The macrocystic multilocular pattern is considered typical but it is not pathognomonic. Oligocystic serous cystic neoplasms (SCNs), solid pseudopapillary tumors (cystic variant), and cystic endocrine tumors are identical in appearance to MCNs. In these cases, clinical history and laboratory data are essential for the correct diagnosis. Oligocystic SCN can almost never be pre-operatively differentiated from benign MCN.

In neuroendocrine and pseudopapillary tumors, the cystic component is due to previous necrosis and intratumoral bleeding. In the former, the clinical syndrome might suggest the diagnosis; in the latter, MRI will enhance the differences in the appearance of the fluid content.
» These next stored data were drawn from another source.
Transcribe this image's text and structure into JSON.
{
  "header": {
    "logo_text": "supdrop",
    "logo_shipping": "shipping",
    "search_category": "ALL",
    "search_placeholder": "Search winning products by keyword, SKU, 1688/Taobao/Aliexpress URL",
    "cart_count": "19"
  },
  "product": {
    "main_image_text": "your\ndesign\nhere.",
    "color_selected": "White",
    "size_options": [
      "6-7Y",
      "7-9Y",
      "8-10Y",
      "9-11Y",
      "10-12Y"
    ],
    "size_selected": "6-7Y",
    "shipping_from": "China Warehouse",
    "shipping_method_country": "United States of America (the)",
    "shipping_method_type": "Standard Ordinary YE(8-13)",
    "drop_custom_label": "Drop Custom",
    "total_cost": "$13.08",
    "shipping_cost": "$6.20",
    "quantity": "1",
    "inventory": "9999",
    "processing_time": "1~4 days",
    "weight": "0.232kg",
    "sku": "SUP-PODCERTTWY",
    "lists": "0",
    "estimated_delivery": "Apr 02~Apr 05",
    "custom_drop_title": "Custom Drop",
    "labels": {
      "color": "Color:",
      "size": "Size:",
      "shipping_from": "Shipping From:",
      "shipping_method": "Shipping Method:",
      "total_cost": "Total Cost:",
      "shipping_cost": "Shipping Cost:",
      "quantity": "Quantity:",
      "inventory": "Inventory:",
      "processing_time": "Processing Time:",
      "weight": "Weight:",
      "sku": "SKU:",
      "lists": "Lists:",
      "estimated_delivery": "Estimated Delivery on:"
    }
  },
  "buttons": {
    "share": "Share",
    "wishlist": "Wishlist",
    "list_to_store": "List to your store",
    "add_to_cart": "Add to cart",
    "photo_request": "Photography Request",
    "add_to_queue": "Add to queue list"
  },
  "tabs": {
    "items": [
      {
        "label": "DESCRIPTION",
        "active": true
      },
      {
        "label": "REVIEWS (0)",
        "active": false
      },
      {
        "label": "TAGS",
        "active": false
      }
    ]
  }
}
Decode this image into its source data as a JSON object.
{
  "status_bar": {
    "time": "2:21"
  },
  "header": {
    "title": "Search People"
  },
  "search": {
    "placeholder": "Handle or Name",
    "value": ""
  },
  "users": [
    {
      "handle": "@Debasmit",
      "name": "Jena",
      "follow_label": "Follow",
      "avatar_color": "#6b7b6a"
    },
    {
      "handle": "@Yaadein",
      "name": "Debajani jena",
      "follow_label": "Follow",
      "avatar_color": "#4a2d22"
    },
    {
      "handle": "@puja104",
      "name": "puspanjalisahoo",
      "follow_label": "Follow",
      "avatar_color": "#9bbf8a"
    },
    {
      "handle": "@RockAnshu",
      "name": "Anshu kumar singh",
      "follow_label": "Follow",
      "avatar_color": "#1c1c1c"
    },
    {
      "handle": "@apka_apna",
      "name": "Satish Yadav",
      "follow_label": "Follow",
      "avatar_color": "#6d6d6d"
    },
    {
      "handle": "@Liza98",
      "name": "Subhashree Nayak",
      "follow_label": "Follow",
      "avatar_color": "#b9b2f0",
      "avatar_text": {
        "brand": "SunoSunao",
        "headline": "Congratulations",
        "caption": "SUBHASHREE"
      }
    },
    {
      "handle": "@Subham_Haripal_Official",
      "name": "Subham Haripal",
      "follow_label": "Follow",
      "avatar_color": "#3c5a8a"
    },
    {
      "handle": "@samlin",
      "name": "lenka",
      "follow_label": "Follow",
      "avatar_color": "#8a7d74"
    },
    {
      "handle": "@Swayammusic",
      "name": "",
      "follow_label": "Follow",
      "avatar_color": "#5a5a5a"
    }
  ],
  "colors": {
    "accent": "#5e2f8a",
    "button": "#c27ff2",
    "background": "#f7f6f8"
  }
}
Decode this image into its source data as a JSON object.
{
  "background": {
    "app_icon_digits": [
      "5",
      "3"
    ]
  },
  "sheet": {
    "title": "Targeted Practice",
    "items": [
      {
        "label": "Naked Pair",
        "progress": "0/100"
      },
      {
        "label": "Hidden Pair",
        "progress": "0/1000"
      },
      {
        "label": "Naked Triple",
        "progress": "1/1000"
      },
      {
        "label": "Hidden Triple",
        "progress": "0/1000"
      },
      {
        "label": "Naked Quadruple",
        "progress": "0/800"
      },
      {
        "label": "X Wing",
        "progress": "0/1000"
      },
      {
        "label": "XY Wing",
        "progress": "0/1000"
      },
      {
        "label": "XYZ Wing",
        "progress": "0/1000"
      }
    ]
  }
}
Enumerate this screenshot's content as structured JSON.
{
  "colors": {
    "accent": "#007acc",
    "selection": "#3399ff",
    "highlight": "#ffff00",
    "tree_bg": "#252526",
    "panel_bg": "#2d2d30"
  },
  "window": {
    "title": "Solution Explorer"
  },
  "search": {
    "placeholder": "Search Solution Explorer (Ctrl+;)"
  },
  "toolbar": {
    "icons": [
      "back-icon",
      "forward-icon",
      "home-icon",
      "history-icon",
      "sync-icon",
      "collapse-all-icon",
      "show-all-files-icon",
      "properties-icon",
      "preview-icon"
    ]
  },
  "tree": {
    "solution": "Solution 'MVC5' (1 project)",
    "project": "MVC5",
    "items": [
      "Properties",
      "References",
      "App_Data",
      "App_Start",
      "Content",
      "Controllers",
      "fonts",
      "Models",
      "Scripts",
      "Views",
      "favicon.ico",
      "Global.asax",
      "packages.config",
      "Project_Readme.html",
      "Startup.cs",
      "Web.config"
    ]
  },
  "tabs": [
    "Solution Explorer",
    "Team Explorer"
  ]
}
Pseudocysts make the diagnosis challenging, as they can resemble the macrocystic unilocular pattern of MCN. If the clinical history is silent, MCN should be suspected.

6 Treatment

When possible, all MCNs should be resected, both cystadenomas and cystadenocarcinomas. Current thinking is that all MCNs have the potential to progress to malignancy. Given the life-expectancy of most of these patients, almost always middle-aged women, there is a high risk of development of mucinous cystadenocarcinoma, which, unfortunately, has a very low rate of resectability and a very poor prognosis. Predictors of malignancy are: large size (≥ 4 cm) and the presence of nodules, septae, and “eggshell” calcifications. In these cases, surgical “standard” pancreatic resection should be performed, avoiding middle pancreatectomies and spleen-preserving distal pancreatectomies [6, 7].